The nurse is teaching the client and family how to manage possible nausea and vomiting at home. The nurse should include information about:
- A. Eating frequent, small meals throughout the day.
- B. Eating three normal meals a day.
- C. Eating only cold foods with no odor.
- D. Limiting the amount of fluid intake.
Correct Answer: A
Rationale: Eating frequent, small meals helps prevent nausea by avoiding an empty or overly full stomach, which can trigger vomiting during chemotherapy.

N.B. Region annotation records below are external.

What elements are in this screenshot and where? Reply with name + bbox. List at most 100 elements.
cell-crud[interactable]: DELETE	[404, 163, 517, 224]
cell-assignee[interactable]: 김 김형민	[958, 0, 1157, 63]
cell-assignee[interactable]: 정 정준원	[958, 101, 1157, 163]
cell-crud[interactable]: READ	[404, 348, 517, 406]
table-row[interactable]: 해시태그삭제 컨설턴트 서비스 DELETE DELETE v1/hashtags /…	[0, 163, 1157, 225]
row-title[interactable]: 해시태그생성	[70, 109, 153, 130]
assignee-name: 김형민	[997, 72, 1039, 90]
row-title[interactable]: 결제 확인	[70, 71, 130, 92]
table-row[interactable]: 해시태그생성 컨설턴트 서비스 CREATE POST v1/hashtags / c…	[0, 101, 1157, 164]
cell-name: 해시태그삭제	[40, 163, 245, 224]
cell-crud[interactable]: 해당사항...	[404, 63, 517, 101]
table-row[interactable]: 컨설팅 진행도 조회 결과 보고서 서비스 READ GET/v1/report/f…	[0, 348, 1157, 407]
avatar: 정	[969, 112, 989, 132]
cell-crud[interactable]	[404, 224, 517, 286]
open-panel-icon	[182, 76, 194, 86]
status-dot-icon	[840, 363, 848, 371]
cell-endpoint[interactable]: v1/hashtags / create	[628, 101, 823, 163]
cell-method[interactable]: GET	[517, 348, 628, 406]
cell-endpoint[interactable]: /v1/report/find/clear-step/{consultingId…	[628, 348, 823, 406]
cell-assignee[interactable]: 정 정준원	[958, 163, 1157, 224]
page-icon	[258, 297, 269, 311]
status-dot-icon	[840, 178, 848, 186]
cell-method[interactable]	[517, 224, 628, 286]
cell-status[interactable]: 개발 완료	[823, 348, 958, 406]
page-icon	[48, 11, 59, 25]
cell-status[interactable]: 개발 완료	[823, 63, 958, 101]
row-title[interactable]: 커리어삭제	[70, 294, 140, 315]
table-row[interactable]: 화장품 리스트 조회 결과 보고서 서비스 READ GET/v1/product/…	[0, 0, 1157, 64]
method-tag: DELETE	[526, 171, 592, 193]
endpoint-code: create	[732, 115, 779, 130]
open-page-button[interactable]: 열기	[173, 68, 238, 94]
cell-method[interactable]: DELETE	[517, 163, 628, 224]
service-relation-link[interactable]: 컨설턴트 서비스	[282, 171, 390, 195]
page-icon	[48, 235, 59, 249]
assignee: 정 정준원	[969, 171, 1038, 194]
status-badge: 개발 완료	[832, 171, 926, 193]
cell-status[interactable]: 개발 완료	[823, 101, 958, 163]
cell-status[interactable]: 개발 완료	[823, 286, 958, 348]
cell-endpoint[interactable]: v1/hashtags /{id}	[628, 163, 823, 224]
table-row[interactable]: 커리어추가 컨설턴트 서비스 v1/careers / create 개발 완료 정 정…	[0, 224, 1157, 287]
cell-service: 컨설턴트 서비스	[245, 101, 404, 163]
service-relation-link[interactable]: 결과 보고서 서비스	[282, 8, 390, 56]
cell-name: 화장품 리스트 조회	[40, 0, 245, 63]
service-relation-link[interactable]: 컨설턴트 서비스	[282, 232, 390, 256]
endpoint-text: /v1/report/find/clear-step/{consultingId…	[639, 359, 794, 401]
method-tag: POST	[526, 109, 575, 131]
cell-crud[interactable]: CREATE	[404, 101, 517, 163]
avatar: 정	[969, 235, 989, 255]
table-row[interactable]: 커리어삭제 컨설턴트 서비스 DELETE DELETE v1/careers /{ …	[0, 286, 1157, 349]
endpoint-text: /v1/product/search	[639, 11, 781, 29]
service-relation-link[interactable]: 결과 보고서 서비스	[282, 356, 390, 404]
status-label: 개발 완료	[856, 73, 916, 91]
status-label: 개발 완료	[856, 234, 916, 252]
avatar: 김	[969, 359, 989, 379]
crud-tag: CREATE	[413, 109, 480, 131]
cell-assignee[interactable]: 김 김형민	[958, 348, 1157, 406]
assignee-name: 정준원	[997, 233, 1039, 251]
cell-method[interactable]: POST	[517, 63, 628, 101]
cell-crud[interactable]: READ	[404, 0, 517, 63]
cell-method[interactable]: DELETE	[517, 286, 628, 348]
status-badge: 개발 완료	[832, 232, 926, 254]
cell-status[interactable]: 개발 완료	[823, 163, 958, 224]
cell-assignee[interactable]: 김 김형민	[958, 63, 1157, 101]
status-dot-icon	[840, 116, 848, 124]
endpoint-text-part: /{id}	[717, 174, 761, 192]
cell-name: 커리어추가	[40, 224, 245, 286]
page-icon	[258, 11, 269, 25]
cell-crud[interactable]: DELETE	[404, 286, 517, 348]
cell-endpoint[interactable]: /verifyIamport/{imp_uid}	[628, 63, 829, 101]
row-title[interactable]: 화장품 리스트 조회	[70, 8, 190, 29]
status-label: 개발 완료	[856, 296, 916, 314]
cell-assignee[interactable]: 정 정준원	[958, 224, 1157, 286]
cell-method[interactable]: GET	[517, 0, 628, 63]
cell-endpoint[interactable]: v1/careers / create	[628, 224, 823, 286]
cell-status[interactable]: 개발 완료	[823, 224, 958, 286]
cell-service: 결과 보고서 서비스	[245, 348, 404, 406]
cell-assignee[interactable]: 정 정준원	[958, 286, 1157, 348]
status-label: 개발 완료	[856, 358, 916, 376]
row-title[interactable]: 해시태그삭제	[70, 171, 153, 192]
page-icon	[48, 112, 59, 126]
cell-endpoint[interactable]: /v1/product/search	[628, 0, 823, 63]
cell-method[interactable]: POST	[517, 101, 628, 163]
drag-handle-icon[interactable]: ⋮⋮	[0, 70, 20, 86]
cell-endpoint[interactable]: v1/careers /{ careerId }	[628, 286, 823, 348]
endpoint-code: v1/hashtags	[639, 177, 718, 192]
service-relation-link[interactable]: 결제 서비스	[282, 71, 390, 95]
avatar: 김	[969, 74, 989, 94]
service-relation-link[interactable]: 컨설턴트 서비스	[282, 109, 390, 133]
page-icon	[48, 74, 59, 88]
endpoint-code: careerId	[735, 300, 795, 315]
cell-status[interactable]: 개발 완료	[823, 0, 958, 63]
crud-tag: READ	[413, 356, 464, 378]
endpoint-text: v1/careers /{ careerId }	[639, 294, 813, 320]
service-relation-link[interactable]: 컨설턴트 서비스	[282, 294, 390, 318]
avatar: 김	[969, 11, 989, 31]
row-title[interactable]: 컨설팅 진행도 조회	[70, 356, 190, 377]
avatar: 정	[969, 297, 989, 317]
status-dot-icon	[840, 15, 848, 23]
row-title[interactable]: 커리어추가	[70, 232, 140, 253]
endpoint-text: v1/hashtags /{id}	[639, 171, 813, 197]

The primary reason for infusing blood at a rate of 60 mL/hour is to help prevent which of the following complications?
- A. Emboli formation.
- B. Fluid volume overload.
- C. Red blood cell hemolysis.
- D. Allergic reaction.
Correct Answer: B
Rationale: A slow infusion rate (60 mL/hour) prevents fluid volume overload, especially in clients at risk post-trauma. Emboli, hemolysis, and allergic reactions are less directly related to infusion rate.
The nurse is observing a student nurse administer eyedrops, as shown in the figure. What should the nurse instruct the student to do?
- A. Move the dropper to the inner canthus.
- B. Have the client raise her eyebrows.
- C. Administer the drops in the center of the lower lid.
- D. Have the client squeeze both eyes after administering the drops.
Correct Answer: C
Rationale: The student has positioned the dropper and the client correctly to prevent injury to the client's eye. The student should administer the drops in the center of the lower lid. Following administration of the eyedrops, the client should blink her eyes to distribute the medication; squeezing or rubbing her eyes might cause the medication to drip out of the eye.